Ne demişler bir şeyi ne kadar çok tekrar edersen o şey gelir seni bulur. Benimki de o hesap olabilir. Tam o anda buhar olup uçmak istedim. Arkamı döndüğümde karşılaştığım yüz elbette Ramona'nın yüzüydü. Onu görünce kıpkırmızı oldum. Çünkü gerçekten çok yanlış anlayabileceği bir halde onunla denk gelmiştik. Esmer tenine rağmen öfkeden kızardığı yüzü belli oluyordu. Hiçbir şey yapmamıştım ama nedense vücudumu bir pişmanlık duygusu kapladı.

"Hoş geldin güzelim, bende tam senin yan..." daha cümlesini tamamlamadan Romana ona tıslayarak konuştu. Öyle bir mimik ifadesi vardı ki sanki bir kilo tezek görmüş gibiydi.

"Sus Alex lütfen bir şey söyleme. Gördüğüm kadarıyla benim yanıma gelemeyecek kadar meşgulsün. Bende orduyla alakalı bir konu olduğunu sandım o yüzden yanına gelmiştim, ne kadar salağım." öyle buz gibi bir bakış attı ki. Ruhumun derinlerinde o serinliği hissettim. Arkasını dönüp tek kelime dahi etmeden yürümeye başladı. Bazen onun bir büyücü olduğunu düşünüyordum. Öyle yüksek bir enerjisi vardı ki, istediği her şeyi elde ediyor. Hayatı her zaman istediği gibi gidiyordu. Ve bunca kaosa rağmen halen Alex ile beraberlerdi. Garip ve hastalıklı bir ilişkileri vardı. Sanırım arkadaşım gerçekten ona aşıktı, kimse için bu kadar çabaladığını görmemiştim. Ramona biraz uzaklaştıktan sonra Alex ise yanaklarını şişirdi ve derin bir nefes verdi. Baştan beri burada olmamalıydım diye düşündüm.

"Sonra konuşuruz Grace. Gidip bu konuyu halledeyim... Ve sakın bunun için dertlenip canını sıkma ben hallederim." dedikten sonra saçımı bir kez daha dağıtıp Romana'nın peşinden koşmaya başladı. Hayır Alex hiçbir şeyi, hiçbir zaman halledememişti. Aksine her seferinde işleri batırıp kendini kurtarıp beni bu öfke batağına daha da batırıyordu.

Alex gittikten sonra elimdeki sebze dolu sepeti evin bahçesinde duran masanın üstüne koydum. Başkan Ward'ın gerçekten çok büyük ve güzel bir bahçesi vardı. Burada ne kadar çok mahsul yetiştirirdim diye düşündüm.

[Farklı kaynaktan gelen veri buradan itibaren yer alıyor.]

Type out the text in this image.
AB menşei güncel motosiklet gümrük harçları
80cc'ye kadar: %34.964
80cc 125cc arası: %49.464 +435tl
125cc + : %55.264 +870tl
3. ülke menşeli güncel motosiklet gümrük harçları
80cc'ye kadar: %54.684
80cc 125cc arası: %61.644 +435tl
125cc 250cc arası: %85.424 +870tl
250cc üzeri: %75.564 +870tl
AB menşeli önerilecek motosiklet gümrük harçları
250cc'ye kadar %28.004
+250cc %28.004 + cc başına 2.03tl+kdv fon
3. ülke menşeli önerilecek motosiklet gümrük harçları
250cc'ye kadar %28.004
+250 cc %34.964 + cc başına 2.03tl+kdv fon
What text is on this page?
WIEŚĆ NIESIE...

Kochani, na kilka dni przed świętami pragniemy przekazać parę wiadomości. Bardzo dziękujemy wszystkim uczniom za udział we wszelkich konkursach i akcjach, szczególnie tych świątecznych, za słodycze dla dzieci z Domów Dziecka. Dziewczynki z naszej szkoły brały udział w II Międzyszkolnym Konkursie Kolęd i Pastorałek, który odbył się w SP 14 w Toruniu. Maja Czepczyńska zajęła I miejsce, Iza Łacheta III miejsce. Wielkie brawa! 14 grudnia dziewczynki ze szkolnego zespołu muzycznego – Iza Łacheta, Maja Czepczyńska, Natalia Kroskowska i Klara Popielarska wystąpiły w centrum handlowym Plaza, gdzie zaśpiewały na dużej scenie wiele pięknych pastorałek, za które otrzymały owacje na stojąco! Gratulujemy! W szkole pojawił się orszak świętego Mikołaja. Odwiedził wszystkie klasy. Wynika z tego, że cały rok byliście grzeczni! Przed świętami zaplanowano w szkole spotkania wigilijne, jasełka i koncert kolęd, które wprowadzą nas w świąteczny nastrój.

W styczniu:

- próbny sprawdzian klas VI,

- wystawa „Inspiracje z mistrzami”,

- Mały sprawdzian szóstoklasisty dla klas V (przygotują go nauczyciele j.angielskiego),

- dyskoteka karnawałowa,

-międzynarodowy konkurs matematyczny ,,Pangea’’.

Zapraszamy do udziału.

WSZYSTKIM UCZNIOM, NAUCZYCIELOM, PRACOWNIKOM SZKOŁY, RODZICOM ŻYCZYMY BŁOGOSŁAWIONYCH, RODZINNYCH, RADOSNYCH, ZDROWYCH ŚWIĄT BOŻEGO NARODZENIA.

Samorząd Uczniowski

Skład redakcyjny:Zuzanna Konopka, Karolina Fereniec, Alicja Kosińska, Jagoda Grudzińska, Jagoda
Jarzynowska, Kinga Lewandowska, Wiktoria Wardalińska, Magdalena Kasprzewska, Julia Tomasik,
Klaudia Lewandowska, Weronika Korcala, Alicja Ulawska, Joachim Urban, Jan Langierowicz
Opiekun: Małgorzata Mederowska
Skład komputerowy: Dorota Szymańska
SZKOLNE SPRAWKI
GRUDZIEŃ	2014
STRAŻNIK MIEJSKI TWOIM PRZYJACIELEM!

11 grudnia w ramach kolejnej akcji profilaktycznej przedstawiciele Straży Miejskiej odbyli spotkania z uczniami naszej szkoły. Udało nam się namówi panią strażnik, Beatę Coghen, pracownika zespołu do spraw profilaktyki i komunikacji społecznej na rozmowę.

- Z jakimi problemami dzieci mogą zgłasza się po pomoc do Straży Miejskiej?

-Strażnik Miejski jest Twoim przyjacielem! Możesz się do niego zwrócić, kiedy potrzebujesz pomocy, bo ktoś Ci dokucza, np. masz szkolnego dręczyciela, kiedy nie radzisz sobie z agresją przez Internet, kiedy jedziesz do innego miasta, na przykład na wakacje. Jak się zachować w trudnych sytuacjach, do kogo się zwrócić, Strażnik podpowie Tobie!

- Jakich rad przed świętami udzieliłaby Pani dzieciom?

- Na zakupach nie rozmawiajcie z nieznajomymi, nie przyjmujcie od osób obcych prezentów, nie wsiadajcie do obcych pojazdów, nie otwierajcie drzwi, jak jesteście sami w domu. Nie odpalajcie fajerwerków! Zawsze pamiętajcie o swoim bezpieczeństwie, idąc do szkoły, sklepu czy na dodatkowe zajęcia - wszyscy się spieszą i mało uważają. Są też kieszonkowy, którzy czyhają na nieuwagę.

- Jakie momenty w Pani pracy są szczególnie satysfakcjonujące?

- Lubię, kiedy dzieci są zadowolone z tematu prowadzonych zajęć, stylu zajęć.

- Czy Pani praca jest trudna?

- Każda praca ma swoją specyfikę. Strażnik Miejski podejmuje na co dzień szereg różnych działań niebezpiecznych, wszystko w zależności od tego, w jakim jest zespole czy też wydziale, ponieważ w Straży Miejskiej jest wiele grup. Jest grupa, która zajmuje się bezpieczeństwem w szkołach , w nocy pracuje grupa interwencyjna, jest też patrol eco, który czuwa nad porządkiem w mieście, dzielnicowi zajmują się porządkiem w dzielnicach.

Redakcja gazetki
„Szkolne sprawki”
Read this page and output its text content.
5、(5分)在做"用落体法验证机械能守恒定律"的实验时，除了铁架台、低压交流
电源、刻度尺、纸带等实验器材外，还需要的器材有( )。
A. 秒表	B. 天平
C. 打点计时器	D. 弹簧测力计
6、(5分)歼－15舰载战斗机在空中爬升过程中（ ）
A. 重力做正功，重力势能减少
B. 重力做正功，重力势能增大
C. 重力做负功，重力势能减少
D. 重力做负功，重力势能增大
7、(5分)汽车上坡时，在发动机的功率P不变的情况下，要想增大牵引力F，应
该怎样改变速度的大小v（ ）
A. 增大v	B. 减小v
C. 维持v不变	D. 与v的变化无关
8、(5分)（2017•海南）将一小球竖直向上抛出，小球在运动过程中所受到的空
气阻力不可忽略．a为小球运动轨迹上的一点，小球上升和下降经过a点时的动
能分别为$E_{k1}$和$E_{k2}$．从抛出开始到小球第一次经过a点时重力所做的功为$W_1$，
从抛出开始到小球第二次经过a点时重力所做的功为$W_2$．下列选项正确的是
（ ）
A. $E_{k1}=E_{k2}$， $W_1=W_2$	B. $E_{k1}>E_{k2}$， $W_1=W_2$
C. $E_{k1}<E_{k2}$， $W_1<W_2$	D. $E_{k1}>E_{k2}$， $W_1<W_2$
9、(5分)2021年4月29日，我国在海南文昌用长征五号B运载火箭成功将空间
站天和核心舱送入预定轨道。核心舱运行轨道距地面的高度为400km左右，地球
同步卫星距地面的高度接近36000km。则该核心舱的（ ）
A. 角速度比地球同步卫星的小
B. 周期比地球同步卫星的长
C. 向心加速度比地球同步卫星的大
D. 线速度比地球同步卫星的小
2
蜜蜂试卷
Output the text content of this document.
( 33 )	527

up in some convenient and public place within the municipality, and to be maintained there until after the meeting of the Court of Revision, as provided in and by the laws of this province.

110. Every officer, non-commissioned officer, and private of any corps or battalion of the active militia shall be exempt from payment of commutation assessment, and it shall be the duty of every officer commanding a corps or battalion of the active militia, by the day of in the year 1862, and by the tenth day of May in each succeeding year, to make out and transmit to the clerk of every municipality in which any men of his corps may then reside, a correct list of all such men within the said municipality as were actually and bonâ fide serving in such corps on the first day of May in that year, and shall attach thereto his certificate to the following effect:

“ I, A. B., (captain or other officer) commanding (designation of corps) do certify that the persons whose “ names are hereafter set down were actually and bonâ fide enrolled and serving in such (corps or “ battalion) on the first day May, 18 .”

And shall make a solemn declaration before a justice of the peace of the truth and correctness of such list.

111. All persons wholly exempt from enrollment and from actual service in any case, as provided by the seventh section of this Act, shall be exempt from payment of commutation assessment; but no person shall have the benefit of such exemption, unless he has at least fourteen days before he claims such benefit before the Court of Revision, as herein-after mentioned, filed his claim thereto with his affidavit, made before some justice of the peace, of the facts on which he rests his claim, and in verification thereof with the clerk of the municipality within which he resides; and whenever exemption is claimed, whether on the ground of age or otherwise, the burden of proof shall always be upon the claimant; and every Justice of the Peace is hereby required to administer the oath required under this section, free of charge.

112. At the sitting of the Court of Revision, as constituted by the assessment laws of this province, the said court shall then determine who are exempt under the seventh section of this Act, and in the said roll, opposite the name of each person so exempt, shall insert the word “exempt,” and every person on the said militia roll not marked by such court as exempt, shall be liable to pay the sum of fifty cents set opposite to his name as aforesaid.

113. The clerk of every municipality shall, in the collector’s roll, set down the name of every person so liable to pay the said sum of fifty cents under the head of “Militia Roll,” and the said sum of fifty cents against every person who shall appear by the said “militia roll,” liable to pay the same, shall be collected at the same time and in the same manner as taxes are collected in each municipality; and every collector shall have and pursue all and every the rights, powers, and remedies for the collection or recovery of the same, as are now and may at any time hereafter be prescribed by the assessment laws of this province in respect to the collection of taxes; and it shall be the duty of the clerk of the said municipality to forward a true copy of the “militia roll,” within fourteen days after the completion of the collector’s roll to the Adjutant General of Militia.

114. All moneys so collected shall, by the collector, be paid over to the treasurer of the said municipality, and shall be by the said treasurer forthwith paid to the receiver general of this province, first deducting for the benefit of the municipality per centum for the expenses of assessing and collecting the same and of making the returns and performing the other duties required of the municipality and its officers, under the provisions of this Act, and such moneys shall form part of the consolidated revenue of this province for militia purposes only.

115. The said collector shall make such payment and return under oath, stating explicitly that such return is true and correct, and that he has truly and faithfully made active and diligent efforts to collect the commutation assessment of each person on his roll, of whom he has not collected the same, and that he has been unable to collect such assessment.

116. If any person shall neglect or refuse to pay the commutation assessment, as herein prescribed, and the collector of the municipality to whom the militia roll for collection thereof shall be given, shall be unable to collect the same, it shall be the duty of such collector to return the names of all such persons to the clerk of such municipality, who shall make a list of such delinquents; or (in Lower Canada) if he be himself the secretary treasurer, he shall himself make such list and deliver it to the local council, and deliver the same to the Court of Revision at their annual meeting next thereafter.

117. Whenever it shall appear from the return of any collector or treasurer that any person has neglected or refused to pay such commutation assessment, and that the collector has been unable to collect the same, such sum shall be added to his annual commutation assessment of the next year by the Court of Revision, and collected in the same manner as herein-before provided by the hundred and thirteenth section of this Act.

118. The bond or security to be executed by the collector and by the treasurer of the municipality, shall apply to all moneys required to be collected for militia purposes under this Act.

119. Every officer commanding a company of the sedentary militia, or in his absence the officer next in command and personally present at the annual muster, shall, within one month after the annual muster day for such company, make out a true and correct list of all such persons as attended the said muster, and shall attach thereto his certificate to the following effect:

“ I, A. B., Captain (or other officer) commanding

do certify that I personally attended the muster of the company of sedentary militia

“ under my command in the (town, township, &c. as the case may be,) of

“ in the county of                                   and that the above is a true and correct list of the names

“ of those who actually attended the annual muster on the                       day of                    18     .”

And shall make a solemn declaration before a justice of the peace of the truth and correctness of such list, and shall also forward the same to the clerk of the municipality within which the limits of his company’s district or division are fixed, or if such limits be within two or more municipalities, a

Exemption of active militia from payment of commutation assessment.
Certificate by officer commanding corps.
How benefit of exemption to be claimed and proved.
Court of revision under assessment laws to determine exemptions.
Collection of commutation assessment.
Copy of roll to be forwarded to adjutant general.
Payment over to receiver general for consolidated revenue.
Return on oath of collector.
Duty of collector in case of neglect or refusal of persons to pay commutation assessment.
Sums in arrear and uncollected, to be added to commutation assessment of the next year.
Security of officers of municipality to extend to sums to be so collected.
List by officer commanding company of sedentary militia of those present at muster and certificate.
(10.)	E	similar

Bizim eve göre daha modern daha büyük evleri vardı. Ama Alex 'in ailesi geçmişten beri ticaretle ilgilendiği için durumları her zaman iyi olmuştu. Babam bir zamanlar lider olsa bile böyle büyük bir eve geçme fikrini hiç düşünmemişti. Bunu neden yapmadığı fikri şu an daha da saçma gelmişti. Keşke zamanında bunu yapsaydı diye kendi kendime iç geçirdim. Tam bahçeden çıkacakken Alex' in babası Sam amcayı gördüm. Fazlasıyla telaşlı bir ifadeyle koşarak içeri girdi.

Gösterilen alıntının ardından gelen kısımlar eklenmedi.